Plant of the Month – October, 2007
Lobelia hybrid ‘Techno Heat'(tm) series and ‘Waterfall'(tm) series
At a glance:
Latin Name: Lobelia hybrid ‘Techno Heat'(tm) & ‘Waterfall'(tm) series
Common Name: Lobelia
Flowers: Small, star-shaped; blue, light blue, or white
Mature height: 10″ with 12″ spread.
Soil: Acid to slightly alkaline
Exposure: Full sun to light shade
Water usage: Medium
Sources: Local nurseries
Some plants are like Godiva chocolates: beautiful, tempting, irresistible, and not really all that good for you! That’s the way I think of lobelia, those incredibly pure-blue flowering annuals that all nurseries start selling with the first warm days of spring.
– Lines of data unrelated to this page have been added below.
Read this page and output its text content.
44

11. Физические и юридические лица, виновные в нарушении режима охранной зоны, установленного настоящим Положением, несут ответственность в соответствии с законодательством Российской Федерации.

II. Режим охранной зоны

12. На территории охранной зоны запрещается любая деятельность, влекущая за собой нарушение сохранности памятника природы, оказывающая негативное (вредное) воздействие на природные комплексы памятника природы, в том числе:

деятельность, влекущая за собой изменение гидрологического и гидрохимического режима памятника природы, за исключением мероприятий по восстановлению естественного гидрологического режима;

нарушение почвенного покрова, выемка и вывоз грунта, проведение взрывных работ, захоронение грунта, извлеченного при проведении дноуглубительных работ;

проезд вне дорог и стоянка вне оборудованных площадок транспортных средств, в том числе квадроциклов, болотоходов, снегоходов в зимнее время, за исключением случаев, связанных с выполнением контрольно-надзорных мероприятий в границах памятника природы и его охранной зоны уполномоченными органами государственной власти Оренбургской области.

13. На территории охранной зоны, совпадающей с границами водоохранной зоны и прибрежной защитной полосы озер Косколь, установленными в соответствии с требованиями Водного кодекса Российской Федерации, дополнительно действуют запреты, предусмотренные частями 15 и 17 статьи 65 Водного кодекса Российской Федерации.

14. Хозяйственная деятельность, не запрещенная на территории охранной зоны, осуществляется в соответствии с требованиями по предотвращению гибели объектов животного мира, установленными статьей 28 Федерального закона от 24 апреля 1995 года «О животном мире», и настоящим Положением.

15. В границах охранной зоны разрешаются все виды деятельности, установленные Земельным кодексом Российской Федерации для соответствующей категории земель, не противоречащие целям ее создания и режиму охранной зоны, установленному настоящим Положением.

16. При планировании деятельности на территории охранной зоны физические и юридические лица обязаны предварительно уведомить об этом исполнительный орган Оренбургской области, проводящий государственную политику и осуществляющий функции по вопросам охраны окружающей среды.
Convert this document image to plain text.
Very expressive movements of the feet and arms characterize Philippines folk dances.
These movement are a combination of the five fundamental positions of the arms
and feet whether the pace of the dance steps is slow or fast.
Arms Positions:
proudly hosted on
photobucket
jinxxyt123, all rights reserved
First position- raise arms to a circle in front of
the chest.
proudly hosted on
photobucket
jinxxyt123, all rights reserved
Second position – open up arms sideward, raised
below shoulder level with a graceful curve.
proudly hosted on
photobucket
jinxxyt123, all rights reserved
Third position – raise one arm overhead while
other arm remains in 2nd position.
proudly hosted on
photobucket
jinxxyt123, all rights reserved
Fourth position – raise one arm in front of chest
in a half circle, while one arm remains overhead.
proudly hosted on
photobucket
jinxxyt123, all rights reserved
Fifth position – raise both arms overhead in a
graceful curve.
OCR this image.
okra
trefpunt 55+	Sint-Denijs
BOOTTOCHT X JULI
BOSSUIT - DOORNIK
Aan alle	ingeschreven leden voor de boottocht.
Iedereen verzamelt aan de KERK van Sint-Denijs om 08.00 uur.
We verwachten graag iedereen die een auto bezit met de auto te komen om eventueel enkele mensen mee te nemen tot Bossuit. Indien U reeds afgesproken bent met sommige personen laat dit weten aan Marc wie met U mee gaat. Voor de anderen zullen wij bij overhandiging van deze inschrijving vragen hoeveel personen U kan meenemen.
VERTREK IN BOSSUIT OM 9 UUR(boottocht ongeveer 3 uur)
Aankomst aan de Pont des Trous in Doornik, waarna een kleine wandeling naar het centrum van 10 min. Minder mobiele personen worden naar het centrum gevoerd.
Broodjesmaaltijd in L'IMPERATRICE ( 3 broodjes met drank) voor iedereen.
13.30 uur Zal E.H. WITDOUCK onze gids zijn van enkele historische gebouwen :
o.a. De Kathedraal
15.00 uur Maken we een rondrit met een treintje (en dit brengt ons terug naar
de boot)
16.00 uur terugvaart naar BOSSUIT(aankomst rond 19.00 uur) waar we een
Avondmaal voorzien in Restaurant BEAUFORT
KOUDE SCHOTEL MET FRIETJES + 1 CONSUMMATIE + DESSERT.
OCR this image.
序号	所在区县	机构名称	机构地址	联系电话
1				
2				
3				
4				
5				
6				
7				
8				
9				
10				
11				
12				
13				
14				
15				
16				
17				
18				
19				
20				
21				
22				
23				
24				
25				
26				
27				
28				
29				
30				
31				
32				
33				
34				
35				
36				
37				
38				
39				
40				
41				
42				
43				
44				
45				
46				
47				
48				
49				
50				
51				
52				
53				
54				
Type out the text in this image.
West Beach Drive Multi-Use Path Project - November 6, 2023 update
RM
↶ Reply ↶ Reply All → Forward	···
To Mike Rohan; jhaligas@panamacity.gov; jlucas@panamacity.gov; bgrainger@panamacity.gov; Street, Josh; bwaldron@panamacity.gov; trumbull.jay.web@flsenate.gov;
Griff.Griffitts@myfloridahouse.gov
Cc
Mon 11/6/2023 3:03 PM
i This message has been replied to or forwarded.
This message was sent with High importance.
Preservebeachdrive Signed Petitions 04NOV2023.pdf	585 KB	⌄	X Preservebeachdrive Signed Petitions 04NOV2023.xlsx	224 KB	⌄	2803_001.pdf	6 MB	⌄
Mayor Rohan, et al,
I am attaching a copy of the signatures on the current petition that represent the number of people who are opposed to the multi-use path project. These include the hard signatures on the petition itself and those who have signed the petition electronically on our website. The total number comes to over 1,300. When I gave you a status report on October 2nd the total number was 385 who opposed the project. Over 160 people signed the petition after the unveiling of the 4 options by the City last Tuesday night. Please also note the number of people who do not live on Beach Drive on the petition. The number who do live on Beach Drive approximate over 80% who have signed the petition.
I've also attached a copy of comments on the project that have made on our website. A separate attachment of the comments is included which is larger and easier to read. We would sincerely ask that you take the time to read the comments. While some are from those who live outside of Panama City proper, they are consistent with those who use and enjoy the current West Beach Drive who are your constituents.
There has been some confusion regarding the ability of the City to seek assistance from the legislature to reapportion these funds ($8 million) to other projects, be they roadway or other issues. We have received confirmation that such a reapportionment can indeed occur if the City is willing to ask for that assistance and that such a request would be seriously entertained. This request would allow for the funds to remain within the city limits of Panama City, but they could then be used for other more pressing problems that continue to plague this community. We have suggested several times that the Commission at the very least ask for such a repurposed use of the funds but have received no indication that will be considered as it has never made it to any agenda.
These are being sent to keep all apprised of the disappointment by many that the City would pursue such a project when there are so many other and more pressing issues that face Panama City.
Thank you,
They are just too perfect. Yankee gardeners consider this a summer plant, but they don’t know what “summer” is, at least not a Texas summer!
I am fascinated by these plants. I can’t think of any other annual that cascades out of spring containers with such pure, sapphire-blue tones. Each spring when I see them on the nursery shelves, my fingers start to itch and somehow, the plants make it to the register and find their way home with me. I guess, like all gardeners, I’m always hopeful that by some chance, I can keep them alive to at least May.
Luckily, I actually get paid to find the best plants for Texas at the Dallas Arboretum. I was determined that there had to be a better lobelia out there, and went on a hunt. I wasn’t too hopeful that I’d find one, but guess what? I not only found one variety, but two! These were more heat-tolerant than any others. Now pay attention … I said “more” heat-tolerant, not “completely” heat-tolerant. At the Dallas Arboretum, we had them in flower and looking great through the middle of August.
The two varieties I found are the ‘Techno Heat'(tm) series from Fischer and the ‘Waterfall'(tm) series from Ball Flora. They grow like any other lobelia with soft, mounding foliage that cascades wonderfully over the edges of pots and continuously cover themselves in star-like flowers of blue, azure or white. The ‘Techno Heat'(tm) series comes in three colors: ‘White,’ ‘Upright Blue’ and ‘Light Blue.’ ‘Waterfall'(tm) series comes in ‘Blue,’ ‘Azure Mist’ and ‘White Sparkle.’
I do recommend using these mostly in containers – our soil doesn’t drain fast enough to keep them from rotting after one of our usual drenching rains. We grew them in full sun, but I recommend light afternoon shade.
You should be able to find these two lobelia cultivars in your local nursery this spring. Be warned though – they won’t be cheap. They are patented and grown only by cuttings, so they’re more expensive that the more common seed-grown varieties, but I believe the extra months of color they provide is worth it!